Le 15 juillet, le parti Renaissance rend publique une action en justice contre le Rassemblement national et Marine Le Pen, après le lancement de la campagne intitulée « Pour la France, la Renaissance ». Le fondement invoqué est double, contrefaçon de marque et parasitisme. Le parti soutient que son identité est détournée pour créer la confusion dans l'esprit des électeurs et exploiter sa notoriété, et dénonce une appropriation indue de ses marques. L'assignation aurait été déposée le 10 juillet, le tribunal de Paris a accordé une procédure accélérée et l'audience est fixée au 27 juillet.
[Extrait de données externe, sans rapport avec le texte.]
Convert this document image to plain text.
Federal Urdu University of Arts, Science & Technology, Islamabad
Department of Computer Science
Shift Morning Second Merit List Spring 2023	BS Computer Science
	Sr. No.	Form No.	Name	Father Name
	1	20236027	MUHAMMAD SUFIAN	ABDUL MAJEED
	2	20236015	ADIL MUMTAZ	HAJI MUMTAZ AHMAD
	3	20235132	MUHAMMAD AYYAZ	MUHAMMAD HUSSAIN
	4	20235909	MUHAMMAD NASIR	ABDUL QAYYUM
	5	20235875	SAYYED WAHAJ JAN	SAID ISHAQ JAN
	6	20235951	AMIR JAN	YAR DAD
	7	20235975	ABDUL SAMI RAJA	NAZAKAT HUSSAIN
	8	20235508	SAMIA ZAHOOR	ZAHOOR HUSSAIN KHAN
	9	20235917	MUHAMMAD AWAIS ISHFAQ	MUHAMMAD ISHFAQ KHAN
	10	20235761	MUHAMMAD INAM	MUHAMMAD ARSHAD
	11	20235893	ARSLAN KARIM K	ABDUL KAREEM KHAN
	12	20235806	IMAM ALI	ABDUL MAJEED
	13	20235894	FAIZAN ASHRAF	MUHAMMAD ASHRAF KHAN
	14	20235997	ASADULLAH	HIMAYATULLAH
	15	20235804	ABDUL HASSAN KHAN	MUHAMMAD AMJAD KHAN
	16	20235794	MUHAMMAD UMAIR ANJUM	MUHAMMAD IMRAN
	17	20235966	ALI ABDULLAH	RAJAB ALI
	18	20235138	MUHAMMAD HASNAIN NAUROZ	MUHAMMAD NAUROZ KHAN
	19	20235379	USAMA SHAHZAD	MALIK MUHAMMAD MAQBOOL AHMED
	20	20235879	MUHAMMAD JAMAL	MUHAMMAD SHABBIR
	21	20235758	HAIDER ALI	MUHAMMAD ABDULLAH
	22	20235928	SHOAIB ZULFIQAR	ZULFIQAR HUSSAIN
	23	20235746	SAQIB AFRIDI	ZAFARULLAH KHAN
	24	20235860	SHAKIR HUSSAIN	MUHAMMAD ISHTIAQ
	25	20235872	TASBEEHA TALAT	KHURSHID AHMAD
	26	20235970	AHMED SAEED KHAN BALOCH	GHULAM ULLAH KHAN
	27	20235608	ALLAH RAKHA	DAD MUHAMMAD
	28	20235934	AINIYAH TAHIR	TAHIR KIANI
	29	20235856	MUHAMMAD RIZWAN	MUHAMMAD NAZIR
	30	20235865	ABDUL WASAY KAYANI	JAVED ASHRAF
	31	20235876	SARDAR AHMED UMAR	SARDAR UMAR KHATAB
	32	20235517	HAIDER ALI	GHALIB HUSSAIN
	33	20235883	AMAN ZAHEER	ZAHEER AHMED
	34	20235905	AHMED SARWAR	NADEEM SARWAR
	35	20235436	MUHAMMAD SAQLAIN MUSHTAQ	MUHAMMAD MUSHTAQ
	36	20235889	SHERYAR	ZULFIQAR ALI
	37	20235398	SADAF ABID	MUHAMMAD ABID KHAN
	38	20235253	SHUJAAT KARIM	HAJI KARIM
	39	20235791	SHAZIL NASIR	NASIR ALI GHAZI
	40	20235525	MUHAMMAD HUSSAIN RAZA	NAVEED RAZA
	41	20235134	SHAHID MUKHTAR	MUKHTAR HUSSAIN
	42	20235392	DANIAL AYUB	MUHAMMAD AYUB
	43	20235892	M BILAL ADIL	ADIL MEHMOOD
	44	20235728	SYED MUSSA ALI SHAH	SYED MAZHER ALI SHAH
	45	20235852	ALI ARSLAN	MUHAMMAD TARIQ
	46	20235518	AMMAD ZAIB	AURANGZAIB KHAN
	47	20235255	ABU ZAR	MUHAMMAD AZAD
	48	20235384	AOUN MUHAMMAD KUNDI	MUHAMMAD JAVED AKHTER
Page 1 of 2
La nature exacte de la juridiction saisie, tribunal judiciaire ou tribunal de commerce, diverge selon les sources et reste à verrouiller.
Le dispositif déplace un différend sémantique sur le terrain du droit, et ce déplacement est le geste. Face à un adversaire qui s'empare de son nom, Renaissance ne répond pas par la rhétorique, qui l'obligerait à commenter le lexique de redressement du RN et donc à le diffuser, mais par l'assignation, ce qui transforme une querelle de mots en calendrier judiciaire daté. Le gain est double, une date, le 27 juillet, devient un rendez-vous médiatique garanti en plein creux estival, et l'acceptation de l'urgence par le tribunal est immédiatement présentée comme une première victoire de procédure, c'est-à-dire un point marqué avant tout jugement. Le communiqué empile deux registres dans le même texte, le préjudice de marque, technique et opposable, et le préjudice symbolique, une atteinte à ce que nous sommes, ce qui permet de plaider le droit tout en parlant identité. Le risque du procédé est connu, judiciariser un conflit de nom donne à l'adversaire l'occasion de dénoncer une tentative de faire taire par le juge, registre que le RN manie déjà sur son propre dossier.
Quand un concurrent s'approprie votre nom, répondre sur le terrain rhétorique revient à relayer son message, répondre sur le terrain du droit crée un calendrier que vous maîtrisez et une date où l'on parlera de vous. Obtenir l'urgence est un point marqué avant même le fond. La limite est le retour de flamme, attaquer un nom en justice s'expose au récit de la censure, surtout face à un adversaire déjà installé dans la posture de la victime judiciaire.